Some market strategists say major Japanese companies are poised to gain momentum after a solid fiscal 2014 paved the way for reaping even greater windfall from a weaker yen and plunging global oil prices give an extra boost to business activity.

This upbeat outlook for Japan Inc. is expected to sway corporate executives to approve pay hikes in the annual wage talks this spring, as requested by Prime Minister Shinzo Abe, stimulate tepid domestic demand and lift prices in the long run, these strategists said.

They say that with all these developments, Abe’s bid to lift Japan out of its long deflationary malaise will get back on track. His efforts were derailed in part when the economy tumbled into recession after the first stage of the consumption tax hike last April and wages failed to keep pace with his inflation bid.

“We have high hopes that robust growth will be achieved by strong external demand and the advantage of a weaker yen,” said Makoto Morita, a senior strategist at Daiwa Securities.

Daiwa Securities estimates that pretax profit at major companies will rise 11.6 percent in fiscal 2015 after a projected 9.7 percent increase in fiscal 2014.

Nomura Securities expects an increase of 13.1 percent, while SMBC Nikko Securities is forecasting 9.4 percent.

The three major securities houses say growth will be led by the manufacturing sector.
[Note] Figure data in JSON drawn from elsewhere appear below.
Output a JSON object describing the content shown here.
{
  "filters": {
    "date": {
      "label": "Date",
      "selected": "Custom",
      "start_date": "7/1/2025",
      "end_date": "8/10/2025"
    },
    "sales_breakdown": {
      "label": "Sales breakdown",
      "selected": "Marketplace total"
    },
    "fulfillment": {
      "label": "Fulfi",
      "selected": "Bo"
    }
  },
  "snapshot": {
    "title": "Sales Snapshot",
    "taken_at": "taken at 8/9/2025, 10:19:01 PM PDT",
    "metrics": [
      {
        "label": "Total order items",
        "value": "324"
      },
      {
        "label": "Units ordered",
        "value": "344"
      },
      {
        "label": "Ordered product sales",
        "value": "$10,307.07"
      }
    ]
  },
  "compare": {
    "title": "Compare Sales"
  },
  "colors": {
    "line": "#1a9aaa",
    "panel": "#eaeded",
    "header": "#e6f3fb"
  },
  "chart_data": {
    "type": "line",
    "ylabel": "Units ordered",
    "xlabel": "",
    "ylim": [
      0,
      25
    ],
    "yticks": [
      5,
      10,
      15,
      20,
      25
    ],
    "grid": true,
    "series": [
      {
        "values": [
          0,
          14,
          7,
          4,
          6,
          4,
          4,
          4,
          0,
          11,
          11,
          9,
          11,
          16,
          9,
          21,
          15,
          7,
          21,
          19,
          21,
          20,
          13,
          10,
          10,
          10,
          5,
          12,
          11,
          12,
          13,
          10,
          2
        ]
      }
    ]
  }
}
Among the three, Daiwa is the most bullish, predicting a profit rise of 15.8 percent for the sector in the coming business year.

The weaker yen, which dropped to a seven-year low against the dollar this month, is set to boost automakers like Toyota Motor Corp., Nissan Motor Co., Honda Motor Co., and help other major exporters in the auto, electronics and machinery industries, which depend in large part on the U.S. economy, where growth is expected to bolster their overseas businesses.

A weaker yen makes Japan-made products more price competitive overseas and lifts income earned abroad when repatriated. For example, each time the dollar strengthens by ¥1, Toyota’s annual operating profit rises by ¥40 billion (about $333 million). The world’s biggest carmaker by volume expects a record operating profit of ¥2.5 trillion in the current business year through March.

The profit forecasts by the three securities houses are based on an average exchange rate of ¥108.0 to ¥115.0 to the dollar for fiscal 2015, versus their ¥105.5 to ¥109.0 assumed average rate for fiscal 2014.

The dollar’s recent level around ¥120 leaves plenty of room for even higher growth at Japanese manufacturers, strategists said.

Hisao Matsuura, a senior strategist at Nomura Securities, said he estimates every ¥1 appreciation of the dollar will raise major Japanese firms’ pretax profit by 0.7 percent in fiscal 2015.

An additional push will come from the recent plunge in global oil prices, which will reduce the fuel costs of airlines, shipping and other transportation companies.

Similarly, rubber products makers like Bridgestone Corp., as well as plastic and other industrial material manufacturers, will be able to trim costs to purchase materials derived from crude oil.

In turn, companies with reduced operating costs will be able to offer services and products at lower prices, spurring domestic consumption that slumped sharply after the consumption tax was raised to 8 percent from 5 percent in April, economists said.

JAL and ANA already plan to cut fuel surcharges on their international flights from February, a move that could spark travel demand.

“This (drop in oil prices) is an enormous advantage to Japan,” said Robert Feldman, chief economist at Morgan Stanley MUFG in Tokyo.

Feldman said that more than ¥5 trillion in demand, equivalent to lowering the consumption tax by 2 percentage points, will be created as long as oil prices stay around current levels.

Reignited demand will turn around the outlook for firms operating mainly in the domestic market and reeling from the lingering effect of the consumption tax hike, strategists said.

The fading impact of the tax increase and expected wage hikes will lift pretax profit in the retail sector 13.8 percent in fiscal 2015, a major turnaround from a 0.9 percent fall in fiscal 2014, Nomura estimates.

But the weaker yen, and even the sharp drop in global crude oil prices, as long as it lasts, can harm some Japanese companies, especially when changes occur too fast to allow for an adequate response.

A weakened yen makes imports of raw materials and other ingredients more expensive for paper-making and food companies, while the drop in crude oil prices remains a big headache for oil refiners like JX Holdings Inc. and trading houses such as Sumitomo Corp., which have invested heavily in oil exploration.

The murky outlook for Russian and some other oil-producing countries’ economies following the collapse in oil prices could also pose a serious challenge to companies aggressively tapping into emerging countries, strategists said.